Figure 11.17. Bone marrow donor and recipient must share at least some MHC molecules to restore immune function.

Figure 11.17

Bone marrow donor and recipient must share at least some MHC molecules to restore immune function. In an allogeneic bone marrow transplant, the donor marrow cells share some MHC molecules with the recipient. The shared MHC type is designated b and illustrated (more...)

Figure 11.18. Bone marrow grafting can be used to correct immuno-deficiencies caused by defects in lymphocyte maturation but two problems can arise.

Figure 11.18

Bone marrow grafting can be used to correct immuno-deficiencies caused by defects in lymphocyte maturation but two problems can arise. First, if there are mature T cells in the bone marrow, they can attack cells of the host by recognizing their MHC antigens, (more...)

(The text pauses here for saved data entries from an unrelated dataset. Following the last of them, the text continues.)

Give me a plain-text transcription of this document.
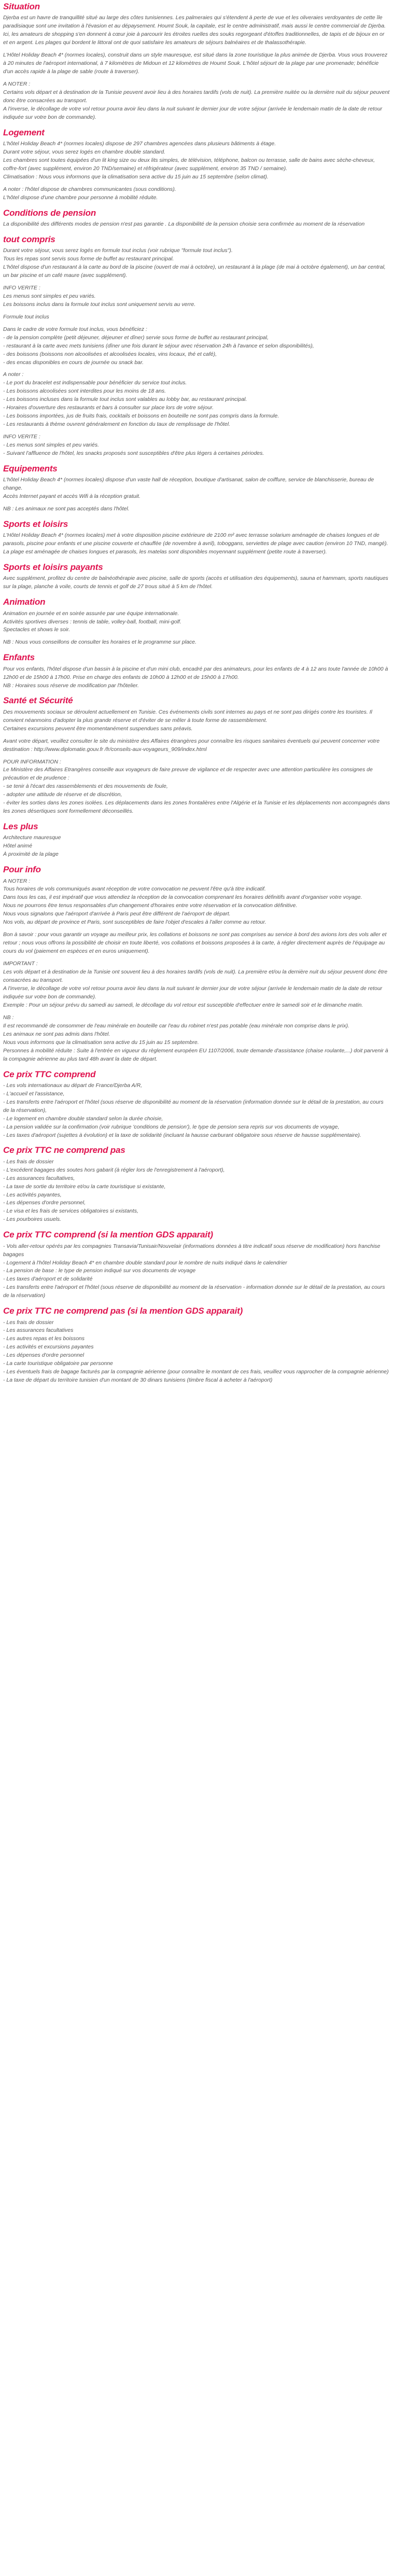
Situation

Djerba est un havre de tranquillité situé au large des côtes tunisiennes. Les palmeraies qui s'étendent à perte de vue et les oliveraies verdoyantes de cette île paradisiaque sont une invitation à l'évasion et au dépaysement. Houmt Souk, la capitale, est le centre administratif, mais aussi le centre commercial de Djerba. Ici, les amateurs de shopping s'en donnent à cœur joie à parcourir les étroites ruelles des souks regorgeant d'étoffes traditionnelles, de tapis et de bijoux en or et en argent. Les plages qui bordent le littoral ont de quoi satisfaire les amateurs de séjours balnéaires et de thalassothérapie.

L'Hôtel Holiday Beach 4* (normes locales), construit dans un style mauresque, est situé dans la zone touristique la plus animée de Djerba. Vous vous trouverez à 20 minutes de l'aéroport international, à 7 kilomètres de Midoun et 12 kilomètres de Houmt Souk. L'hôtel séjourt de la plage par une promenade; bénéficie d'un accès rapide à la plage de sable (route à traverser).

A NOTER :
Certains vols départ et à destination de la Tunisie peuvent avoir lieu à des horaires tardifs (vols de nuit). La première nuitée ou la dernière nuit du séjour peuvent donc être consacrées au transport.
A l'inverse, le décollage de votre vol retour pourra avoir lieu dans la nuit suivant le dernier jour de votre séjour (arrivée le lendemain matin de la date de retour indiquée sur votre bon de commande).

Logement

L'hôtel Holiday Beach 4* (normes locales) dispose de 297 chambres agencées dans plusieurs bâtiments à étage.
Durant votre séjour, vous serez logés en chambre double standard.
Les chambres sont toutes équipées d'un lit king size ou deux lits simples, de télévision, téléphone, balcon ou terrasse, salle de bains avec sèche-cheveux, coffre-fort (avec supplément, environ 20 TND/semaine) et réfrigérateur (avec supplément, environ 35 TND / semaine).
Climatisation : Nous vous informons que la climatisation sera active du 15 juin au 15 septembre (selon climat).

A noter : l'hôtel dispose de chambres communicantes (sous conditions).
L'hôtel dispose d'une chambre pour personne à mobilité réduite.

Conditions de pension

La disponibilité des différents modes de pension n'est pas garantie . La disponibilité de la pension choisie sera confirmée au moment de la réservation

tout compris

Durant votre séjour, vous serez logés en formule tout inclus (voir rubrique "formule tout inclus").
Tous les repas sont servis sous forme de buffet au restaurant principal.
L'hôtel dispose d'un restaurant à la carte au bord de la piscine (ouvert de mai à octobre), un restaurant à la plage (de mai à octobre également), un bar central, un bar piscine et un café maure (avec supplément).

INFO VERITE :
Les menus sont simples et peu variés.
Les boissons inclus dans la formule tout inclus sont uniquement servis au verre.

Formule tout inclus

Dans le cadre de votre formule tout inclus, vous bénéficiez :
- de la pension complète (petit déjeuner, déjeuner et dîner) servie sous forme de buffet au restaurant principal,
- restaurant à la carte avec mets tunisiens (dîner une fois durant le séjour avec réservation 24h à l'avance et selon disponibilités),
- des boissons (boissons non alcoolisées et alcoolisées locales, vins locaux, thé et café),
- des encas disponibles en cours de journée ou snack bar.

A noter :
- Le port du bracelet est indispensable pour bénéficier du service tout inclus.
- Les boissons alcoolisées sont interdites pour les moins de 18 ans.
- Les boissons incluses dans la formule tout inclus sont valables au lobby bar, au restaurant principal.
- Horaires d'ouverture des restaurants et bars à consulter sur place lors de votre séjour.
- Les boissons importées, jus de fruits frais, cocktails et boissons en bouteille ne sont pas compris dans la formule.
- Les restaurants à thème ouvrent généralement en fonction du taux de remplissage de l'hôtel.

INFO VERITE :
- Les menus sont simples et peu variés.
- Suivant l'affluence de l'hôtel, les snacks proposés sont susceptibles d'être plus légers à certaines périodes.

Equipements

L'hôtel Holiday Beach 4* (normes locales) dispose d'un vaste hall de réception, boutique d'artisanat, salon de coiffure, service de blanchisserie, bureau de change.
Accès Internet payant et accès Wifi à la réception gratuit.

NB : Les animaux ne sont pas acceptés dans l'hôtel.

Sports et loisirs

L'Hôtel Holiday Beach 4* (normes locales) met à votre disposition piscine extérieure de 2100 m² avec terrasse solarium aménagée de chaises longues et de parasols, piscine pour enfants et une piscine couverte et chauffée (de novembre à avril), toboggans, serviettes de plage avec caution (environ 10 TND, mangé).
La plage est aménagée de chaises longues et parasols, les matelas sont disponibles moyennant supplément (petite route à traverser).

Sports et loisirs payants

Avec supplément, profitez du centre de balnéothérapie avec piscine, salle de sports (accès et utilisation des équipements), sauna et hammam, sports nautiques sur la plage, planche à voile, courts de tennis et golf de 27 trous situé à 5 km de l'hôtel.

Animation

Animation en journée et en soirée assurée par une équipe internationale.
Activités sportives diverses : tennis de table, volley-ball, football, mini-golf.
Spectacles et shows le soir.

NB : Nous vous conseillons de consulter les horaires et le programme sur place.

Enfants

Pour vos enfants, l'hôtel dispose d'un bassin à la piscine et d'un mini club, encadré par des animateurs, pour les enfants de 4 à 12 ans toute l'année de 10h00 à 12h00 et de 15h00 à 17h00. Prise en charge des enfants de 10h00 à 12h00 et de 15h00 à 17h00.
NB : Horaires sous réserve de modification par l'hôtelier.

Santé et Sécurité

Des mouvements sociaux se déroulent actuellement en Tunisie. Ces événements civils sont internes au pays et ne sont pas dirigés contre les touristes. Il convient néanmoins d'adopter la plus grande réserve et d'éviter de se mêler à toute forme de rassemblement.
Certaines excursions peuvent être momentanément suspendues sans préavis.

Avant votre départ, veuillez consulter le site du ministère des Affaires étrangères pour connaître les risques sanitaires éventuels qui peuvent concerner votre destination : http://www.diplomatie.gouv.fr /fr/conseils-aux-voyageurs_909/index.html

POUR INFORMATION :
Le Ministère des Affaires Etrangères conseille aux voyageurs de faire preuve de vigilance et de respecter avec une attention particulière les consignes de précaution et de prudence :
- se tenir à l'écart des rassemblements et des mouvements de foule,
- adopter une attitude de réserve et de discrétion,
- éviter les sorties dans les zones isolées. Les déplacements dans les zones frontalières entre l'Algérie et la Tunisie et les déplacements non accompagnés dans les zones désertiques sont formellement déconseillés.

Les plus

Architecture mauresque
Hôtel animé
À proximité de la plage

Pour info

A NOTER :
Tous horaires de vols communiqués avant réception de votre convocation ne peuvent l'être qu'à titre indicatif.
Dans tous les cas, il est impératif que vous attendiez la réception de la convocation comprenant les horaires définitifs avant d'organiser votre voyage.
Nous ne pourrons être tenus responsables d'un changement d'horaires entre votre réservation et la convocation définitive.
Nous vous signalons que l'aéroport d'arrivée à Paris peut être différent de l'aéroport de départ.
Nos vols, au départ de province et Paris, sont susceptibles de faire l'objet d'escales à l'aller comme au retour.

Bon à savoir : pour vous garantir un voyage au meilleur prix, les collations et boissons ne sont pas comprises au service à bord des avions lors des vols aller et retour ; nous vous offrons la possibilité de choisir en toute liberté, vos collations et boissons proposées à la carte, à régler directement auprès de l'équipage au cours du vol (paiement en espèces et en euros uniquement).

IMPORTANT :
Les vols départ et à destination de la Tunisie ont souvent lieu à des horaires tardifs (vols de nuit). La première et/ou la dernière nuit du séjour peuvent donc être consacrées au transport.
A l'inverse, le décollage de votre vol retour pourra avoir lieu dans la nuit suivant le dernier jour de votre séjour (arrivée le lendemain matin de la date de retour indiquée sur votre bon de commande).
Exemple : Pour un séjour prévu du samedi au samedi, le décollage du vol retour est susceptible d'effectuer entre le samedi soir et le dimanche matin.

NB :
Il est recommandé de consommer de l'eau minérale en bouteille car l'eau du robinet n'est pas potable (eau minérale non comprise dans le prix).
Les animaux ne sont pas admis dans l'hôtel.
Nous vous informons que la climatisation sera active du 15 juin au 15 septembre.
Personnes à mobilité réduite : Suite à l'entrée en vigueur du règlement européen EU 1107/2006, toute demande d'assistance (chaise roulante,...) doit parvenir à la compagnie aérienne au plus tard 48h avant la date de départ.

Ce prix TTC comprend

- Les vols internationaux au départ de France/Djerba A/R,
- L'accueil et l'assistance,
- Les transferts entre l'aéroport et l'hôtel (sous réserve de disponibilité au moment de la réservation (information donnée sur le détail de la prestation, au cours de la réservation),
- Le logement en chambre double standard selon la durée choisie,
- La pension validée sur la confirmation (voir rubrique 'conditions de pension'), le type de pension sera repris sur vos documents de voyage,
- Les taxes d'aéroport (sujettes à évolution) et la taxe de solidarité (incluant la hausse carburant obligatoire sous réserve de hausse supplémentaire).

Ce prix TTC ne comprend pas

- Les frais de dossier
- L'excédent bagages des soutes hors gabarit (à régler lors de l'enregistrement à l'aéroport),
- Les assurances facultatives,
- La taxe de sortie du territoire et/ou la carte touristique si existante,
- Les activités payantes,
- Les dépenses d'ordre personnel,
- Le visa et les frais de services obligatoires si existants,
- Les pourboires usuels.

Ce prix TTC comprend (si la mention GDS apparait)

- Vols aller-retour opérés par les compagnies Transavia/Tunisair/Nouvelair (informations données à titre indicatif sous réserve de modification) hors franchise bagages
- Logement à l'hôtel Holiday Beach 4* en chambre double standard pour le nombre de nuits indiqué dans le calendrier
- La pension de base : le type de pension indiqué sur vos documents de voyage
- Les taxes d'aéroport et de solidarité
- Les transferts entre l'aéroport et l'hôtel (sous réserve de disponibilité au moment de la réservation - information donnée sur le détail de la prestation, au cours de la réservation)

Ce prix TTC ne comprend pas (si la mention GDS apparait)

- Les frais de dossier
- Les assurances facultatives
- Les autres repas et les boissons
- Les activités et excursions payantes
- Les dépenses d'ordre personnel
- La carte touristique obligatoire par personne
- Les éventuels frais de bagage facturés par la compagnie aérienne (pour connaître le montant de ces frais, veuillez vous rapprocher de la compagnie aérienne)
- La taxe de départ du territoire tunisien d'un montant de 30 dinars tunisiens (timbre fiscal à acheter à l'aéroport)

Now that specific gene defects are being identified, a different approach to correcting these inherited immune deficiencies can be attempted. The strategy involves extracting a sample of the patient's own bone marrow cells, inserting a normal copy of the defective gene into them, and returning them to the patient by transfusion. This approach, called somatic gene therapy, should correct the gene defect. Moreover, in immunodeficient patients, it might be possible to reinfuse the bone marrow into the patient without the usual irradiation used to suppress the recipient's bone marrow function. There is no risk of graft-versus-host disease in this case, although the host might respond to the replaced gene product and reject the engineered cells. Although this kind of approach is theoretically attractive, efficient transfer of genes into bone marrow stem cells is technically difficult and has been achieved only in mouse models. The first trials of gene therapy for correcting immunodeficiency, such as the treatment of a child with ADA deficiency at the National Institute of Health (NIH) in 1990, used the patient's lymphocytes as the vehicle for gene introduction. However, because most lymphocytes divide regularly, thus diluting out the new gene, the treatment had to be repeated regularly. In another study, bone marrow stem cells, obtained from cord blood from three patients with ADA deficiency were transduced with the ADA gene and reinfused. At the age of 4 years, these children expressed up to 10% of normal ADA levels only in T cells and not in other bone marrow-derived cells, and they remained immunodeficient in the absence of treatment with ADA enzyme replacement. More recently, however, there has been a successful attempt at correcting the phenotype of two X-linked SCID patients using a Moloney retrovirus-derived construct containing the γc chain to infect bone marrow stem cells.

Summary

Genetic defects can occur in almost any molecule involved in the immune response. These defects give rise to characteristic deficiency diseases, which, although rare, provide a great deal of information about the development and functioning of the immune system in normal humans. Inherited immuo-deficiencies illustrate the vital role of the adaptive immune response and T cells in particular, without which both cell-mediated and humoral immunity fail. They have provided information about the separate roles of B lymphocytes in humoral immunity and of T lymphocytes in cell-mediated immunity, the importance of phagocytes and complement in humoral and innate immunity, and the specific functions of several cell-surface or signaling molecules in the adaptive immune response. There are also some inherited immune disorders whose causes we still do not understand. The study of these diseases will undoubtedly teach us more about the normal immune response and its control.